This morning I did one of my Yoga DVDs that focuses on stretching and becoming more flexible.
I LOVE this, so relaxing |
I was so glad I did. It reminded me of good things I needed to have put back in my mind. Things like, breath, relax, and feel. Or, where in your life can you become more flexible and let go of control and just let people and things be as they are. Letting go can feel so good. There is so much out there that we just cling to, and so often its painful and harmful. Let it go. Breath it out. Learn to be flexible, breath, relax, and feel.

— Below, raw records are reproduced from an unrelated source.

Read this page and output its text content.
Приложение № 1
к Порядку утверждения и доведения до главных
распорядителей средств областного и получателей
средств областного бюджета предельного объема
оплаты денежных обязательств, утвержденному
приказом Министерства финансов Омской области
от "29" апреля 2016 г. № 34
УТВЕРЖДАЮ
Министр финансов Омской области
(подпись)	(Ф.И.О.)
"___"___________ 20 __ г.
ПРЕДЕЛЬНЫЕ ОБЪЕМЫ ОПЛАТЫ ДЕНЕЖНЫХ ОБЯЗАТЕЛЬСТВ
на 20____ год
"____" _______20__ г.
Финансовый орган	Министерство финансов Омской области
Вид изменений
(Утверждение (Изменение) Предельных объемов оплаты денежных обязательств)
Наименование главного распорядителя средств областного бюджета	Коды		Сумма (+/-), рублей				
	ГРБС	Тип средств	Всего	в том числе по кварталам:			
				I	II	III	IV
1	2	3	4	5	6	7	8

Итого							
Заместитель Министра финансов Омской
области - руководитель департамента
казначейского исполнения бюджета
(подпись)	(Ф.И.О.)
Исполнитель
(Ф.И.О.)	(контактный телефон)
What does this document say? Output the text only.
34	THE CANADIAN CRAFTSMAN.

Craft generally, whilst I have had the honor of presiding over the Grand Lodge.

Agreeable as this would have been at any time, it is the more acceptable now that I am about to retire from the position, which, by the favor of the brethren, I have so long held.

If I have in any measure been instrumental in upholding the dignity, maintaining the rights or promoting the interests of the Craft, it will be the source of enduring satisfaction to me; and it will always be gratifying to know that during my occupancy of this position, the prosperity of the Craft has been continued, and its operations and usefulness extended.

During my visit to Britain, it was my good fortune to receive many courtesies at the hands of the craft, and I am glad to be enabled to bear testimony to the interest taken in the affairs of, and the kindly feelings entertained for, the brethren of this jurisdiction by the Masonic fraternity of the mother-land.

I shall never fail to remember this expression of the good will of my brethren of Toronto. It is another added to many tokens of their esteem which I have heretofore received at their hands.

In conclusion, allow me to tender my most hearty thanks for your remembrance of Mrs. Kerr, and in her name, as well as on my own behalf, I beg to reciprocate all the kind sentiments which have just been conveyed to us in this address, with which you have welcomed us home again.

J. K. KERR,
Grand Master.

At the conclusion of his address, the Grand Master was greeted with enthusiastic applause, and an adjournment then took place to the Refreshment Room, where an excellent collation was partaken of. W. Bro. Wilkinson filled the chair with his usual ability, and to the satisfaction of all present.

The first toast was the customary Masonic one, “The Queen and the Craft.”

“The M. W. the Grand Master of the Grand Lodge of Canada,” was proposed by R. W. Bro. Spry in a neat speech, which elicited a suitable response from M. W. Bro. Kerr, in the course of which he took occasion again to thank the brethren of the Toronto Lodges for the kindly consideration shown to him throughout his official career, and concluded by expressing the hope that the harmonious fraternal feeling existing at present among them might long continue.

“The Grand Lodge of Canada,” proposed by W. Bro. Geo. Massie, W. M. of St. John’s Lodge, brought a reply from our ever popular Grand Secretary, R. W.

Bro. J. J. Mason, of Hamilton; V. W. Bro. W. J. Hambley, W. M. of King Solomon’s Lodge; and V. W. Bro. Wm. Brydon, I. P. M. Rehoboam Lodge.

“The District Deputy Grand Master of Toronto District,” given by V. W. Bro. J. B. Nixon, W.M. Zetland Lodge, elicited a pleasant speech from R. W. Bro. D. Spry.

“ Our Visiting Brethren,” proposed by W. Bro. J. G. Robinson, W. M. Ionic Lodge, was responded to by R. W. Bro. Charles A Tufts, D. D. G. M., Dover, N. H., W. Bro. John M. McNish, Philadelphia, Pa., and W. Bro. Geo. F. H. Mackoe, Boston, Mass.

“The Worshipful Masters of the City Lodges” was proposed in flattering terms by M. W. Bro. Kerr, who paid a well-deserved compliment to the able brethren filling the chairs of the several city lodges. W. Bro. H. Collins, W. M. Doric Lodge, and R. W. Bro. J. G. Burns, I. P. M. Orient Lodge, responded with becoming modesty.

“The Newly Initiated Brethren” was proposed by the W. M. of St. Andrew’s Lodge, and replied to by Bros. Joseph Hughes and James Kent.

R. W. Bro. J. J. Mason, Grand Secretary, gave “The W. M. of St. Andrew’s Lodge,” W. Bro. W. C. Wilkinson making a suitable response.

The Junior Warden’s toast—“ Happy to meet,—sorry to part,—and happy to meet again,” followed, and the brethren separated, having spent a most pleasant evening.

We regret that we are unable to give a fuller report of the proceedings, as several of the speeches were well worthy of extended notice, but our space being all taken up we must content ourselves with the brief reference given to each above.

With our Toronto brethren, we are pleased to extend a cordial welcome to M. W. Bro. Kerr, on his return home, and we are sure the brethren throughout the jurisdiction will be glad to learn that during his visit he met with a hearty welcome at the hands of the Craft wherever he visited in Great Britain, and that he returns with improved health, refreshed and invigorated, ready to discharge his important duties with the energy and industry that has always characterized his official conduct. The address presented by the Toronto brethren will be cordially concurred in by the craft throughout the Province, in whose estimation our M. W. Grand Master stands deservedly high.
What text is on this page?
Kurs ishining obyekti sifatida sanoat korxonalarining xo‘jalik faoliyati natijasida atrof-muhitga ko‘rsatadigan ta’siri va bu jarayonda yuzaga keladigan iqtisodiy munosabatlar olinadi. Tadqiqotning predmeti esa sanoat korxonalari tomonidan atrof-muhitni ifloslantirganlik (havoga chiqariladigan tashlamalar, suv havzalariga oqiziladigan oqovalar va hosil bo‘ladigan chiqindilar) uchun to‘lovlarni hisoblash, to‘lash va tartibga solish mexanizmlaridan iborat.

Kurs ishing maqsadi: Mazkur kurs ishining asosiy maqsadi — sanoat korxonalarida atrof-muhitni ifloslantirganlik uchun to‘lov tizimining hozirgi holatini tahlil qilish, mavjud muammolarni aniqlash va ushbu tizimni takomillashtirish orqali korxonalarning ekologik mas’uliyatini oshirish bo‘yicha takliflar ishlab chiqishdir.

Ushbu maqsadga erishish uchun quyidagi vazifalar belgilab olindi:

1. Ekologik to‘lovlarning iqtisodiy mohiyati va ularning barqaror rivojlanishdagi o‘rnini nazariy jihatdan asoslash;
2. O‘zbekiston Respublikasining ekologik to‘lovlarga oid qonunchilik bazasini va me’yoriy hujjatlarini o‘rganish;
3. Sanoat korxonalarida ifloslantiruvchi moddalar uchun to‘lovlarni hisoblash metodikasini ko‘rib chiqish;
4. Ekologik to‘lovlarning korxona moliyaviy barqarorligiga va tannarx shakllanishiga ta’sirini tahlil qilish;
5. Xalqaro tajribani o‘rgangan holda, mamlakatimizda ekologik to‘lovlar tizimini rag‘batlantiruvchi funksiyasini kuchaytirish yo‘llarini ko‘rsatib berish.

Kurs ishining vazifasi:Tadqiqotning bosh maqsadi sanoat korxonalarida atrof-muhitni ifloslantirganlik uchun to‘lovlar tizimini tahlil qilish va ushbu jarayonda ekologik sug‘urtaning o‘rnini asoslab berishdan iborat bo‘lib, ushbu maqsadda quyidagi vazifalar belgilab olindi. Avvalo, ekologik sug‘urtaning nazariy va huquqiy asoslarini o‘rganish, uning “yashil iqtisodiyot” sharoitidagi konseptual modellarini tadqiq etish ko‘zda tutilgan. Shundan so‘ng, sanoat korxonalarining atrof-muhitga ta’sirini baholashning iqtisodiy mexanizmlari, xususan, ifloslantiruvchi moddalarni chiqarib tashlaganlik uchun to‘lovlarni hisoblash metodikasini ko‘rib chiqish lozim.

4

Side note: Real power doesn't come from controlling others, events, or things around us; real power comes from within and learning to have ownership of our own feelings, thoughts and actions. I have been working on these things for years, and I know that I will only continue to work on them (and learn new things) until the day I die, and I still won't be perfect at it all. And that's okay.
it's all right. |
Today, I finally feel more relaxed on this diet. The first few days I was constantly thinking about the next 2 hours ahead of me and when I would finally be able to eat something again. It was a sort of constant hunger, gnawing at the edges of all that I was doing, feeling and thinking. I tried to remember running. When you go running and you're tired, maybe running up a steep hill, you can trick yourself into finishing without stopping. The trick is to look ahead a short distance and say to yourself, I can make it this far, I can make it to that tree a few feet ahead, I can just make it to that one spot... and then you do, and you don't stop, you choose another point ahead of you that's close (never look at the end) and you push yourself to that point until you have reached the end. That's how the beginning of the diet was for me, just get through these two hours, don't worry about the day, just these next two hours. Two hours can feel pretty hungry. But I did it, mostly. Today, I find that I am thinking less about just surviving and when I get to eat next. My stomach must be shrinking, becoming accustomed to a decrease in calories. It helps me feel hopeful that it will only continue getting better. This isn't easy, no diet is, but it is proving effective and getting me to where I want to be. And, I am constantly told that this feeling only lasts for a few days, all I have to do is get past it, and get to the point where it isn't a sacrifice anymore and I'm not hungry all the time anymore... it's like a portal, waiting in front of me.